Today’s much-linked news story about a guy who used Google Maps to beat a traffic ticket in Manhattan court is pretty interesting to me, but apparently not for the reason that it is to most people (that a guy was able to think quickly, whip out a laptop, and demonstrate the flaw in the ticket via an online map). To me, the whole story is interesting because there was a traffic cop who was willing to state, under oath of law, an outright lie (that West 110th Street in Manhattan is one-way), and likewise, there was a judge who seemed powerless to do anything but believe her lie until the quick-witted defendant proved her wrong using Google Maps. I mean, did nobody in that courtroom have even the slightest familiarity with Manhattan above 96th Street? It’s not like the double-sized width of 110th Street is somehow hidden, nor is it anything but obvious that there are cars driving in both directions on the street, separated by a yellow line. It boggles the mind.

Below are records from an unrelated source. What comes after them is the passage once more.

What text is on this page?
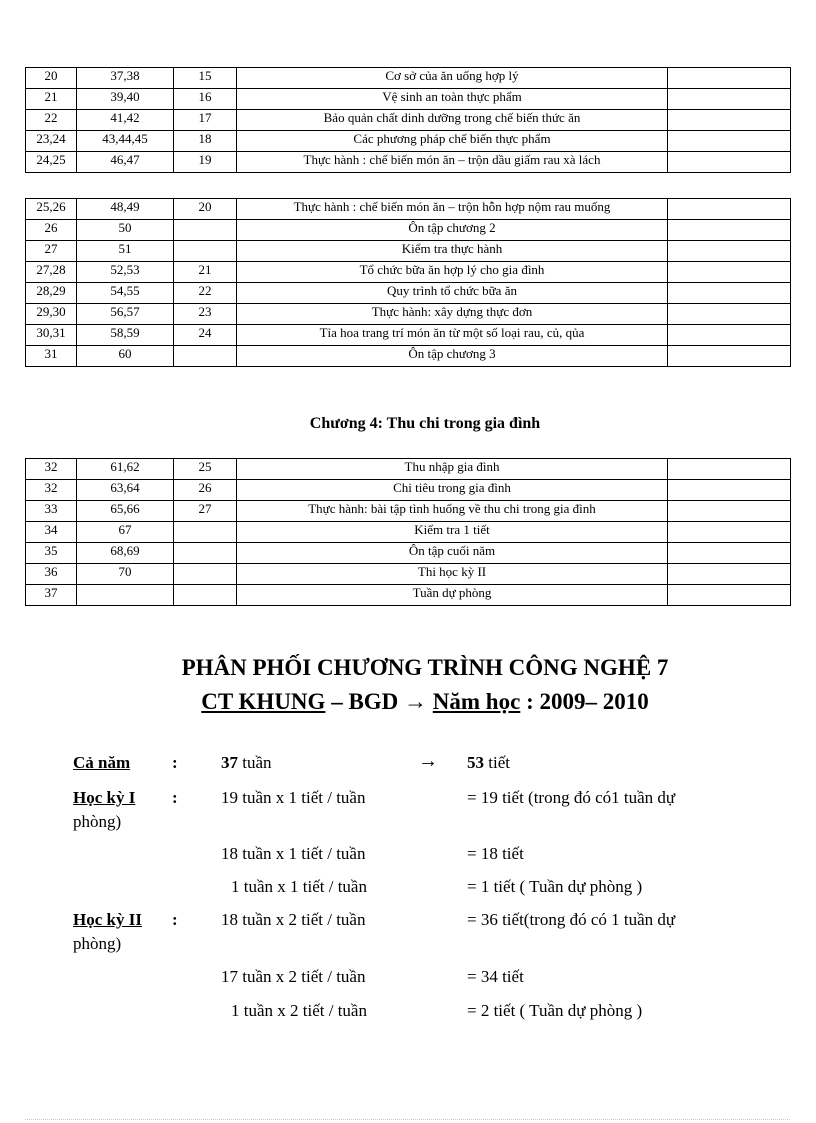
20	37,38	15	Cơ sở của ăn uống hợp lý	
21	39,40	16	Vệ sinh an toàn thực phẩm	
22	41,42	17	Bảo quản chất dinh dưỡng trong chế biến thức ăn	
23,24	43,44,45	18	Các phương pháp chế biến thực phẩm	
24,25	46,47	19	Thực hành : chế biến món ăn – trộn dầu giấm rau xà lách	
25,26	48,49	20	Thực hành : chế biến món ăn – trộn hỗn hợp nộm rau muống	
26	50		Ôn tập chương 2	
27	51		Kiểm tra thực hành	
27,28	52,53	21	Tổ chức bữa ăn hợp lý cho gia đình	
28,29	54,55	22	Quy trình tổ chức bữa ăn	
29,30	56,57	23	Thực hành: xây dựng thực đơn	
30,31	58,59	24	Tỉa hoa trang trí món ăn từ một số loại rau, củ, qủa	
31	60		Ôn tập chương 3	
Chương 4: Thu chi trong gia đình
32	61,62	25	Thu nhập gia đình	
32	63,64	26	Chi tiêu trong gia đình	
33	65,66	27	Thực hành: bài tập tình huống về thu chi trong gia đình	
34	67		Kiểm tra 1 tiết	
35	68,69		Ôn tập cuối năm	
36	70		Thi học kỳ II	
37			Tuần dự phòng	
PHÂN PHỐI CHƯƠNG TRÌNH CÔNG NGHỆ 7
CT KHUNG – BGD → Năm học : 2009– 2010
Cả năm :	37 tuần	→ 53 tiết
Học kỳ I :	19 tuần x 1 tiết / tuần	= 19 tiết (trong đó có1 tuần dự
phòng)
18 tuần x 1 tiết / tuần	= 18 tiết
1 tuần x 1 tiết / tuần	= 1 tiết ( Tuần dự phòng )
Học kỳ II :	18 tuần x 2 tiết / tuần	= 36 tiết(trong đó có 1 tuần dự
phòng)
17 tuần x 2 tiết / tuần	= 34 tiết
1 tuần x 2 tiết / tuần	= 2 tiết ( Tuần dự phòng )
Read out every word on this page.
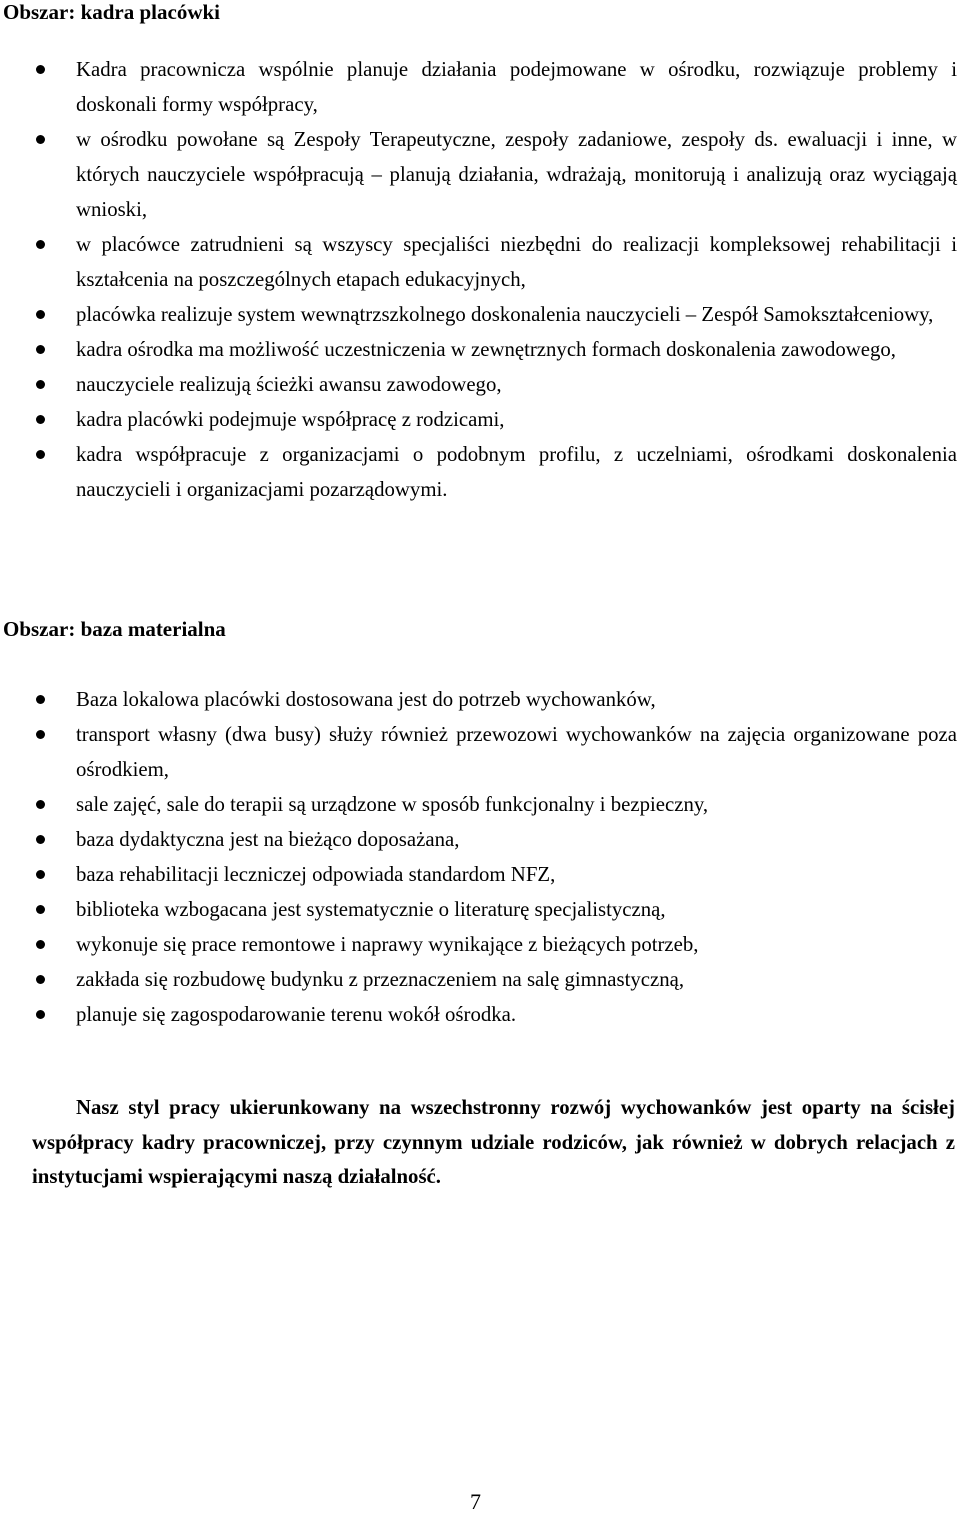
Obszar: kadra placówki
Kadra pracownicza wspólnie planuje działania podejmowane w ośrodku, rozwiązuje problemy i doskonali formy współpracy,
w ośrodku powołane są Zespoły Terapeutyczne, zespoły zadaniowe, zespoły ds. ewaluacji i inne, w których nauczyciele współpracują – planują działania, wdrażają, monitorują i analizują oraz wyciągają wnioski,
w placówce zatrudnieni są wszyscy specjaliści niezbędni do realizacji kompleksowej rehabilitacji i kształcenia na poszczególnych etapach edukacyjnych,
placówka realizuje system wewnątrzszkolnego doskonalenia nauczycieli – Zespół Samokształceniowy,
kadra ośrodka ma możliwość uczestniczenia w zewnętrznych formach doskonalenia zawodowego,
nauczyciele realizują ścieżki awansu zawodowego,
kadra placówki podejmuje współpracę z rodzicami,
kadra współpracuje z organizacjami o podobnym profilu, z uczelniami, ośrodkami doskonalenia nauczycieli i organizacjami pozarządowymi.
Obszar: baza materialna
Baza lokalowa placówki dostosowana jest do potrzeb wychowanków,
transport własny (dwa busy) służy również przewozowi wychowanków na zajęcia organizowane poza ośrodkiem,
sale zajęć, sale do terapii są urządzone w sposób funkcjonalny i bezpieczny,
baza dydaktyczna jest na bieżąco doposażana,
baza rehabilitacji leczniczej odpowiada standardom NFZ,
biblioteka wzbogacana jest systematycznie o literaturę specjalistyczną,
wykonuje się prace remontowe i naprawy wynikające z bieżących potrzeb,
zakłada się rozbudowę budynku z przeznaczeniem na salę gimnastyczną,
planuje się zagospodarowanie terenu wokół ośrodka.

Nasz styl pracy ukierunkowany na wszechstronny rozwój wychowanków jest oparty na ścisłej współpracy kadry pracowniczej, przy czynnym udziale rodziców, jak również w dobrych relacjach z instytucjami wspierającymi naszą działalność.

7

upper west side building collapse

Holy shit: a two-story building collapsed this morning on the Upper West Side of Manhattan, between 99th and 100th on Broadway. Apparently, an infant (whose mother was walking by the building with her when it collapsed) is in critical condition at St. Luke’s Hospital, and four other people are known to be injured as well. The building was vacant and was slated for demolition to make way for two enormous apartment buildings; police and firemen are apparently still sifting through the rubble looking for other victims, and bus and subway service is pretty much screwed through the area. The image at the right comes from WNBC’s slideshow of images from their news helicopter and photographers, images which do a good job of showing the true extent of the collapse. Shannon just forwarded me this image from Yahoo’s AP photo feed, which also shows the debris pile strewn into Broadway.

I lived exactly 1/2 a block north of that building from 1995 through 2003, and walked by it a half-dozen times a day. When Shannon and I were on the Upper West Side about two months ago, I noticed that the Gristedes supermarket inside that building had closed, and that the building looked like it was in terrible shape… I guess we now know that it really was. My thoughts go out to my old neighborhood!

While the New Yorker in me is sad to hear that the Munson Diner is moving out of the Big Apple, the power-tools geek in me thinks that these pictures of the moving of the Diner are pretty damn cool.

For those of you who, like me, have been following the saga of the disabled Manhattan C train from afar: the train is now back up and running, less than 10 days after MTA officials estimated it would take five years to repair. Over the past week, New Yorkers have reportedly taken much glee in talking about the huge tasks of the city’s history that took less than five years to complete (the George Washington Bridge, four years; the Empire State Building, one year and 45 days; the entire IRT, which is the subway that went on to form the City Hall to Grand Central portion of the West Side’s red line, four years); it’s nice to see that the innate New York skepticism was proven to be correct.

Well, that certainly didn’t take long — the repairs to the damaged line of the New York City subway system will take six to nine months, not five years (as was originally projected by the agency that runs the trains). The people over at Gothamist think that it was all a bit of cover-your-ass, which makes sense seing as the system is running a deficit and was already looking to raise fares to cover expenses.

Holy shit — the C line of the New York subway system might be out of service for five years? (Newsday has coverage here, as well.) What an unbelievable nightmare for New Yorkers; what a similarly unbelievable vulnerability in the transit system.